On Tuesday, Alfredo Figueroa, a council member of the oversight agency known as the Federal Electoral Institute, said authorities are investigating the Soriana card complaint.

Figueroa also said that irregularities in vote tallies may eventually lead to the opening and re-counting of votes from as many as 50,000 polling stations, about one-third of the 143,000 involved in Sunday’s vote.

But on Tuesday, Lopez Obrador said his team had detected irregularities in 113,855 polling places, and called for a much wider recount. “This is a scandal … They bought millions of votes,” Lopez Obrador said, referring to the PRI. “Clearly, they far exceeded campaign spending limits … this is a national embarrassment,” he told a news conference.

Lopez Obrador has refused to accept the preliminary vote tallies, saying the election campaign was marred by overspending and favorable treatment for Pena Nieto by Mexico’s semi-monopolized television industry.

Many also questioned why pre-election polls showed Pena Nieto with a double-digit lead, roughly twice as large as the margin he really won by. With 99 percent of the vote tallied in the preliminary count, Lopez Obrador trailed by just six percentage points.

The narrower-than-expected margin is fueling suspicion among Lopez Obrador’s followers about the fairness of the vote, and he refused Monday night to concede defeat, just as he did when he lost a razor-thin race in the 2006 presidential race and set off months of political unrest. Although this time, he has not called his followers into the streets to protest.

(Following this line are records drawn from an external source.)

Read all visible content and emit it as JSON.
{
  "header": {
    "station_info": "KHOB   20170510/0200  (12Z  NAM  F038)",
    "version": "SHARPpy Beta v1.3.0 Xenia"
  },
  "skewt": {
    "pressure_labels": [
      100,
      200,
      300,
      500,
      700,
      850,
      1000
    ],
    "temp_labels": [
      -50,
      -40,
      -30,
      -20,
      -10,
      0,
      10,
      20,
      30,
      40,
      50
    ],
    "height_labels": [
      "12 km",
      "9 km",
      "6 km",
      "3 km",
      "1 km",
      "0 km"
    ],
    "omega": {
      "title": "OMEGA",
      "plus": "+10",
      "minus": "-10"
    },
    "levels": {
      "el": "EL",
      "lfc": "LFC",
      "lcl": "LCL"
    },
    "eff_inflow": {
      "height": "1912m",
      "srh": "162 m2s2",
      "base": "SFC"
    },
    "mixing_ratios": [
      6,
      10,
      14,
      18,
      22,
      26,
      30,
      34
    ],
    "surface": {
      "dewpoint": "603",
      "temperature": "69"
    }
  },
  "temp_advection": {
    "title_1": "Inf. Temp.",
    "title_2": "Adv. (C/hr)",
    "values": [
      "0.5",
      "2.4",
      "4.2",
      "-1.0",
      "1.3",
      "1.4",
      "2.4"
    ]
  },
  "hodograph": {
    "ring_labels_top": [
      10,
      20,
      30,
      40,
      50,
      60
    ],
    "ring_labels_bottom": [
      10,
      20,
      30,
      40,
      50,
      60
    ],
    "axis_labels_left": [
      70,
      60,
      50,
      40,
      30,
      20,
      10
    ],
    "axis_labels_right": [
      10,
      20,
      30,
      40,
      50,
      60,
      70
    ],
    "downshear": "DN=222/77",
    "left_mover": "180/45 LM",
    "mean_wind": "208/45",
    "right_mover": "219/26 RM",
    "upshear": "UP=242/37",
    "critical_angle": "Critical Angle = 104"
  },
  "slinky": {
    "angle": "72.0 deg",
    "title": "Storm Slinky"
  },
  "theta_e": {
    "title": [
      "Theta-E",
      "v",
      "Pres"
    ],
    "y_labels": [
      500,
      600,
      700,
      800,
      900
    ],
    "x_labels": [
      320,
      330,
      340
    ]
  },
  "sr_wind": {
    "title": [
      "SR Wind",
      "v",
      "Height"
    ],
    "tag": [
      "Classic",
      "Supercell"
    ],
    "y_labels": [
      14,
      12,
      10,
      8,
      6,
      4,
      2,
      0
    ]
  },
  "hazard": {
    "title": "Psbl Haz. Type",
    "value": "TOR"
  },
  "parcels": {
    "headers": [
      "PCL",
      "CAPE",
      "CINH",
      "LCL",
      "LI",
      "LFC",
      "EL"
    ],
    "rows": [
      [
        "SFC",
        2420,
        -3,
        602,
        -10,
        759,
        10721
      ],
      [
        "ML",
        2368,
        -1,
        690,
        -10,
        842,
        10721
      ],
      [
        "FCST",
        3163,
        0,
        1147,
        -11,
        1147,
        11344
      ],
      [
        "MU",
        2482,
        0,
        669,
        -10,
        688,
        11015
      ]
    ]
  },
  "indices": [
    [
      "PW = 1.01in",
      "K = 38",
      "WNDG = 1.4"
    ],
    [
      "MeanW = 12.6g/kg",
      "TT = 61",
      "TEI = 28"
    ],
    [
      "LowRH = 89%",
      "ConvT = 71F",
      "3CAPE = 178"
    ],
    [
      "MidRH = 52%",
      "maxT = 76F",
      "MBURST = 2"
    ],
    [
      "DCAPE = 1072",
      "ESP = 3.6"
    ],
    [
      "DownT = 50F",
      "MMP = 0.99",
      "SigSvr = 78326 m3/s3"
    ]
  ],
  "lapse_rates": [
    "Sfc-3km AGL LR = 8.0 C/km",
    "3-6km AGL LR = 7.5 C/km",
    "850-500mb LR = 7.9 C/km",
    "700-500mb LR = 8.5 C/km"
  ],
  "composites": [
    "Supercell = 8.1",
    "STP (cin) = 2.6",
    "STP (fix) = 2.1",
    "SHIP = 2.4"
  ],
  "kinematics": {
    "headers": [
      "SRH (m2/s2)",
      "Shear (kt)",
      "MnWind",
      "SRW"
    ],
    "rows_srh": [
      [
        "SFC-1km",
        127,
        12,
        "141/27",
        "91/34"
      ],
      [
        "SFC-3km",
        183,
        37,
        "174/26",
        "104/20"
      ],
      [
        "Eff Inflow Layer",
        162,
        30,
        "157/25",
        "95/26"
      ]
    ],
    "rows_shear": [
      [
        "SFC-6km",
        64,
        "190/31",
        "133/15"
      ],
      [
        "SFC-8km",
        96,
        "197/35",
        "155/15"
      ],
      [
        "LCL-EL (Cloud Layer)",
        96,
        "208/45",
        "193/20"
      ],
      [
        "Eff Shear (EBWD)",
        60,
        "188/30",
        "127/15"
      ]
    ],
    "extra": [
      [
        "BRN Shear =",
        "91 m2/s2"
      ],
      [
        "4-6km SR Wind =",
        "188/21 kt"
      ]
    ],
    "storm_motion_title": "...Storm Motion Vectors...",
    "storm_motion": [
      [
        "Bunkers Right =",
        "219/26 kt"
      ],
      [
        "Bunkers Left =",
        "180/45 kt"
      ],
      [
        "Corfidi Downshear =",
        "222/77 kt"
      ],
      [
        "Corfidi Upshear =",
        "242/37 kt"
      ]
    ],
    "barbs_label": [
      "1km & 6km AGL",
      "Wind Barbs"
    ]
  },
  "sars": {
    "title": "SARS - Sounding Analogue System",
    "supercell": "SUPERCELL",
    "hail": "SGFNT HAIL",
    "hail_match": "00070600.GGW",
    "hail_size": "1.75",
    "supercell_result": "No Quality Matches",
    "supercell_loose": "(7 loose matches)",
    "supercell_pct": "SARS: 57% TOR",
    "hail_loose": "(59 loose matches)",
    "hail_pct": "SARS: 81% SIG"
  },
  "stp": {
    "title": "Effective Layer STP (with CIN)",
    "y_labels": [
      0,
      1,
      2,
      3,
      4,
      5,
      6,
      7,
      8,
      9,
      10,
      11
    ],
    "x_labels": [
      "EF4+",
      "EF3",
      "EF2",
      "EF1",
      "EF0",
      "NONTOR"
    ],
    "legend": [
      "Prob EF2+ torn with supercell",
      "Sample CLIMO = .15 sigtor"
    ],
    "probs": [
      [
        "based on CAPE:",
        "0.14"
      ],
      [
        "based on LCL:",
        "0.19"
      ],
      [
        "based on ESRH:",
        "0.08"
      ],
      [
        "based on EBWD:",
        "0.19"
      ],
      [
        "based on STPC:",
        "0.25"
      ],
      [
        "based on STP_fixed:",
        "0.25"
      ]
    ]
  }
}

Lopez Obrador argued from the start of the campaign that pollsters were manipulating surveys to to promote the idea that the PRI candidate was far out in front.

Pollsters deny that, saying they believe some voters switched to Lopez Obrador in the final week, a period when publication of new polls is banned by law.

Lopez Obrador said he would not accept the preliminary election results reported by the Federal Elections Institute and would wait until Wednesday, when the official results are to be announced, before deciding what he will do.

“We will not accept a fraudulent result,” Lopez Obrador said.